I smoked cigarettes, pot, did drugs and skipped school.

I got a semblance of the attention I was so hungry for.

My mother and I got so far apart that when I was raped as a college student she did not show up at all.. a cursory “I’m so sorry” on the phone was the extent of support.

I asked her why? years later and she said: “I just didn’t know what to do or say.”

My sister and other siblings have created healthy and happy families, marriages and lives.

I am so proud of us all for surviving what we did without hurling our unhappiness outward toward whoever was there at the moment and creating good lives for ourselves.

I see that my sister knows how to be in relationship in ways I don’t.

Watching her in family and marriage inspires me and instructs as well.

This ability she has is the thing I envied for so long and can only happen as a transmission from ‘the mother.’

When I was struggling in the dirt of the parking lot after my fall, I was using all the skills I learned as an independent and rebellious forsaken child:

I know how to work my way through challenge by entertaining myself with a shift in point-of-view.

My movement toward Life includes the ability to NOT COLLAPSE and trust myself to know I can figure a way to achieve the thing.

I find myself and Life eternally interesting as I watch the ways in which people (and I) negotiate the shadow; society’s and their own.

I have learned to find solace and inspiration in the smallest of things.

We protect the things we love.

I grew up without that sense of safety that should have been a given.

I have had to learn to lick my wounds and choose now to enliven in each moment because it feels good.

This is an EARNED skill and truly one of my greatest achievements.

These abilities are the things I love and protect.

Here’s where duality comes in:

I know what LOVE feels like BECAUSE I also have been privy to it’s absence.

I can get over myself and love my sister,

And keep those away from my sphere who want what I have without putting in the work.

Because work it is

And truthfully, I’ve had enough.

I open myself now,

As a healthy, emotionally sturdy


Albeit a bit grimy on the backside.


3 Responses to “Gifts of the Mother”

  1. Dorothyanne Brown on May 8th, 2011

    Wow.
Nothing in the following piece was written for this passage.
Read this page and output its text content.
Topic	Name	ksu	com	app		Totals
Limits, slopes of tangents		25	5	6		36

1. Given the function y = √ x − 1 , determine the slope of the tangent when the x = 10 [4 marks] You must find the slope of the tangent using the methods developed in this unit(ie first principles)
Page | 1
Lovely entry. WIshing you the strength to let that love happen – it’s tough! I still haven’t figured it out.

  2. Carol S on May 8th, 2011

    Well, the challenging family got you where you are now, albeit not a smooth path. Glad to hear you got up from that tight jam, sounds like you’re good at that. What a sweet dog you have.

  3. Laura Hegfield on May 9th, 2011

    …and in our brokenness we learn to love the whole of our being…the whole of what it is to be human, to be alive, to be one with all that is (including the dirt beneath us when we fall). It isn’t easy and it isn’t comfortable, yet gradually, if we are so blessed the other aspect of loving our whole/brokenness is learning to comfort ourselves and find ease within…and you are an excellent student of life Cathy.